THE International Fund for Animal Welfare has been fined £18,000 after “secretly wealth screening” donors and selling personal details in order to get extra cash.
The charity shared more than five million donor records with other animal rights organisations and brought in outside investigators to update its donor records.
IFAW fell foul of data protection laws and used donor’s old phone numbers to find the most recent ones. It also looked up email addresses and home postcodes to send out appeals.
It has also reportedly ranked its contributors by their wealth, lifestyle and personal connections.
Their purpose was to find out about the wealth of donors so they could bombard them with requests for more financial support.

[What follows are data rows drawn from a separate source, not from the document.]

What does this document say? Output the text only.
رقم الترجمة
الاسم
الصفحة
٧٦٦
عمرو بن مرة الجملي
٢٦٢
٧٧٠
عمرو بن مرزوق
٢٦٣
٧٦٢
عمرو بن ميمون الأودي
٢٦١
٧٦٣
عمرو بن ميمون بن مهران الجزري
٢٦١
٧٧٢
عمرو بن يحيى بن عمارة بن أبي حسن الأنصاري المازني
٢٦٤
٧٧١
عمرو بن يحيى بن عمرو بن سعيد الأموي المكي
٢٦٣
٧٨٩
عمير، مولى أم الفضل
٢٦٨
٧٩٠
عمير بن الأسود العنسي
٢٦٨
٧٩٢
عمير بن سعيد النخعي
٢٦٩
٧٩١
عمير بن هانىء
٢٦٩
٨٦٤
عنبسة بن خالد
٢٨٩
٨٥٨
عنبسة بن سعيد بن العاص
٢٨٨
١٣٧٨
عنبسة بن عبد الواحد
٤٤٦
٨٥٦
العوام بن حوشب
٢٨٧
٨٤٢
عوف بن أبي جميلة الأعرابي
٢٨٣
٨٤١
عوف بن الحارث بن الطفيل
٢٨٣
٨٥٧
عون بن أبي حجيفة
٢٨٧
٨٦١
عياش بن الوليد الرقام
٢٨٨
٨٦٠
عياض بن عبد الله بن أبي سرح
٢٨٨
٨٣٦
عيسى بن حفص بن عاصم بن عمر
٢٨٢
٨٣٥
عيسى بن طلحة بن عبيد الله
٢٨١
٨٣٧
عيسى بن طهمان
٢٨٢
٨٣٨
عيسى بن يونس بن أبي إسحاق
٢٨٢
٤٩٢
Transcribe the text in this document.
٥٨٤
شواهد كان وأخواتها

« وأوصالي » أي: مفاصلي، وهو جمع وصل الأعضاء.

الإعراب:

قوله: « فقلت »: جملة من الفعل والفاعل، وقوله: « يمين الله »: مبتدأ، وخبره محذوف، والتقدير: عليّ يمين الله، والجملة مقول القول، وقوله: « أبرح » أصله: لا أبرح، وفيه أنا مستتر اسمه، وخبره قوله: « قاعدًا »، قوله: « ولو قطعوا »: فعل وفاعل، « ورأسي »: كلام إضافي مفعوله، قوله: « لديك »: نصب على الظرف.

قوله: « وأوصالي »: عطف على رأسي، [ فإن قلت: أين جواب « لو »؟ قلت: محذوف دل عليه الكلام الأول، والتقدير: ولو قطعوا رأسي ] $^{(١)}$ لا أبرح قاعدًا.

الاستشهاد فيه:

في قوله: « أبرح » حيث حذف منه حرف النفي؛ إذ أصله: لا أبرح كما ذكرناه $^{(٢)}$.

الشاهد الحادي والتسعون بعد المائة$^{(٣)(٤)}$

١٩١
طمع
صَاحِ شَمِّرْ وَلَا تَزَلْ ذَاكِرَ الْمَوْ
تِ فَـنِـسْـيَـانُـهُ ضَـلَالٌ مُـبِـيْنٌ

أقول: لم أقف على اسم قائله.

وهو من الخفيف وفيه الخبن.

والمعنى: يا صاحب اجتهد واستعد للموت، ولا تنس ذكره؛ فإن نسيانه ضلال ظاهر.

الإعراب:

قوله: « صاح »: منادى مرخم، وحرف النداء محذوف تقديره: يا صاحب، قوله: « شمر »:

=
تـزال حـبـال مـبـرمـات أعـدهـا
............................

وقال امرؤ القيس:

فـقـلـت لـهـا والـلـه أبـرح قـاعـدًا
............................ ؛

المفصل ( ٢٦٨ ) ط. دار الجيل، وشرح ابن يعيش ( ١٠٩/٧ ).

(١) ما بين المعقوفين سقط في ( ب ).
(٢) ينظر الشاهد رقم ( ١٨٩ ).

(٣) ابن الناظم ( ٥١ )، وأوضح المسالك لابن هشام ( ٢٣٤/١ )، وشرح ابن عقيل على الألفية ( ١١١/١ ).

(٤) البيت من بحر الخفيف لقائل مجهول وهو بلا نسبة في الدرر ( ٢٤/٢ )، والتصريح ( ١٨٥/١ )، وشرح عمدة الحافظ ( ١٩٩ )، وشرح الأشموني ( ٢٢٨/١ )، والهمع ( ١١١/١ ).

The IFAW wasn’t the only charity slapped for breaching the data protection law. Eleven charities were fined by the Information Commissioner’s Office, totalling £138,000 in fines.
Out of all the charities involved, IFAW was fined the most.
Information Commissioner Elizabeth Denham said: “Millions of people will be upset to learn the way their personal information has been analysed and shared by charities they trusted with their details and their donations.
“We acknowledge the role charities play in the fabric of British society. But charities must follow the law.”
David Holdsworth, Chief Operating Officer at the Charity Commission, said: “The generous British public expect charities to safeguard their data and raise funds responsibly, and in return they donate in their millions.
“Sadly in these cases charities have not kept their side of the bargain.”
IFAW also has a previous track record of having an extremely low financial efficiency performance metric. On its charity ratings page it’s rated with only one star out of four, meaning that the charity is close to demonstrating gross inefficiency of services.